Une piscine chauffe de grands volumes d’eau et d’air, traite l’eau en continu, renouvelle l’air humide et mobilise des équipes d’accueil, d’entretien et de surveillance. Les recettes des billets ne couvrent habituellement pas tous ces coûts, surtout lorsque la ville réserve des créneaux aux écoles et associations. Il faut distinguer exploitation courante et gros travaux.

Comment savoir si l’eau d’une piscine publique est bien contrôlée ?

L’exploitant doit surveiller les paramètres de traitement et la qualité de l’eau, tandis que des contrôles sanitaires sont prévus par la réglementation. Une eau limpide est un premier repère, mais ne remplace pas les analyses. En cas de doute, l’usager peut signaler précisément le bassin, le jour et l’heure à la direction de l’établissement afin d’obtenir une réponse vérifiable.

Une odeur forte de chlore dans une piscine est-elle normale ?

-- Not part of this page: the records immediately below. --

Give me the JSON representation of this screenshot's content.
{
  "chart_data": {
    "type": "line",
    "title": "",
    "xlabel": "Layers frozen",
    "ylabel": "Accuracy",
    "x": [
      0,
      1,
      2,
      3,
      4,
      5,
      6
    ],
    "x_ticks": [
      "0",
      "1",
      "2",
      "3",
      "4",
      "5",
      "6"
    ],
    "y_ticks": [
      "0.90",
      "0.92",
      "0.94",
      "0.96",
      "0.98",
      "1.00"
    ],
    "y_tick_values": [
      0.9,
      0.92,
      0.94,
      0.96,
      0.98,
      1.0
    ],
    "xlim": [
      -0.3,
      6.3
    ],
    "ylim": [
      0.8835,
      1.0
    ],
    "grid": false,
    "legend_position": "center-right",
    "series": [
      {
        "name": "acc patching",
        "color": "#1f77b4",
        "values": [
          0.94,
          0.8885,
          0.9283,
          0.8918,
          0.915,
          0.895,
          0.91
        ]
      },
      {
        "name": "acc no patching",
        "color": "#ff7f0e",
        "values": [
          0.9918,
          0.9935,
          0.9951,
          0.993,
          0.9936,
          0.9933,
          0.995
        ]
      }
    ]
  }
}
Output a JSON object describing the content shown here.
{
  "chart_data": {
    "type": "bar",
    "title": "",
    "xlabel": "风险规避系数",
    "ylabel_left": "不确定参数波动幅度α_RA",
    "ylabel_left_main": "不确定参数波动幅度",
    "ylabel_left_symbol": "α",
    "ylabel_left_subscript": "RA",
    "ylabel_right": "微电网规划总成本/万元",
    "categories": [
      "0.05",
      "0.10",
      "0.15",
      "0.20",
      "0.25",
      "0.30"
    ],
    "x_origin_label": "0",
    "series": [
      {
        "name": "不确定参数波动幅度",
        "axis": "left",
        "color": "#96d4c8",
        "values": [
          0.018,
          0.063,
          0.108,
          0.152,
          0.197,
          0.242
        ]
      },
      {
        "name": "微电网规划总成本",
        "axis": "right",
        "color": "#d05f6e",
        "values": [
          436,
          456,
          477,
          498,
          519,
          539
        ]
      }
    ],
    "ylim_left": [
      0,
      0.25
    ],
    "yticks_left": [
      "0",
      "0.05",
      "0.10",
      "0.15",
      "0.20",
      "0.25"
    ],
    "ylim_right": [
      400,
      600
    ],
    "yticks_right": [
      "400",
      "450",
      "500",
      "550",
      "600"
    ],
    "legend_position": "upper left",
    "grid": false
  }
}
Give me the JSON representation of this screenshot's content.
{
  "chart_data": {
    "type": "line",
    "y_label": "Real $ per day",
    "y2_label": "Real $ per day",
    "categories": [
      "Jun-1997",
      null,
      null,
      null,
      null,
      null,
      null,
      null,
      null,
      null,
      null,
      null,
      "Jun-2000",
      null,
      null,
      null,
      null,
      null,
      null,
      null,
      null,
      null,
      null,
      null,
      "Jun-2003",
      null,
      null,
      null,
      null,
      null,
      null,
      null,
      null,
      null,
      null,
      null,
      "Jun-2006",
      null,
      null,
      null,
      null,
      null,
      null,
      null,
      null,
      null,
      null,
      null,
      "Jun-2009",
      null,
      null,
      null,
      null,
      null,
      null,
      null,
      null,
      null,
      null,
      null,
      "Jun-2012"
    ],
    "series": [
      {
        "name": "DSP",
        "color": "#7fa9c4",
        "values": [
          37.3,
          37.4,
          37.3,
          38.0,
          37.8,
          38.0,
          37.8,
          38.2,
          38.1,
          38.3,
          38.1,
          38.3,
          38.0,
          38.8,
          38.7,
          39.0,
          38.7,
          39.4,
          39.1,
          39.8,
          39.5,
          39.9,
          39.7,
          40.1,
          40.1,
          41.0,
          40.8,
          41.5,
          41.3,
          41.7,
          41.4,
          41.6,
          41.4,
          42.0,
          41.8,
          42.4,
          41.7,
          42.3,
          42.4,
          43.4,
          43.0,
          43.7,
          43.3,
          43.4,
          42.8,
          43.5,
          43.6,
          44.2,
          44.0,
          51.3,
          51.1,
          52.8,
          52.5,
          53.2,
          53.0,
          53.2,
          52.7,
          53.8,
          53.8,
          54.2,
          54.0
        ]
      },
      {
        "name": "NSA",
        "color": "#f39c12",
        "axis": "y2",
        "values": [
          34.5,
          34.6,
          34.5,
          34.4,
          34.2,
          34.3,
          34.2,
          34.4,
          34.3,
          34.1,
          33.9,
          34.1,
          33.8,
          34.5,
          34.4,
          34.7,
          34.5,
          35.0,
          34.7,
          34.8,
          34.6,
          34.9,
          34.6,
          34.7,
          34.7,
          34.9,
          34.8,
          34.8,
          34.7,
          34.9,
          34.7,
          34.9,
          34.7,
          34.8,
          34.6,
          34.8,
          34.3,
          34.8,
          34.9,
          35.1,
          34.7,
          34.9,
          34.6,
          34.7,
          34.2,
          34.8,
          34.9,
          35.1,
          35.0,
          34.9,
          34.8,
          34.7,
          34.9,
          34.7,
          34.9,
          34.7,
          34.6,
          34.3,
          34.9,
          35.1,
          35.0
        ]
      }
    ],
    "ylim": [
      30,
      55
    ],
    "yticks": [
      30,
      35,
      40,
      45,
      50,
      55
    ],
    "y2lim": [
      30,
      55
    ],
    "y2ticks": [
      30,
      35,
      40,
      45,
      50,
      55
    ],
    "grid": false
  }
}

Non, elle ne doit pas être considérée comme un signe de désinfection efficace. Une odeur forte peut être liée aux chloramines, des composés formés par la réaction du chlore avec les pollutions apportées par les baigneurs. Une bonne ventilation, des douches savonnées avant la baignade, un renouvellement d’eau adapté et un traitement bien réglé limitent ce phénomène.

Quels chiffres faut-il demander dans le rapport d’une piscine municipale ?

Les données les plus utiles sont les entrées détaillées par public, les heures d’ouverture réelles, les fermetures de bassins, les recettes et dépenses séparées, les consommations d’eau et d’énergie, les réclamations et leur traitement, ainsi que les travaux réalisés et programmés. Une comparaison sur plusieurs années n’a de sens que si les périodes et les périmètres sont identiques.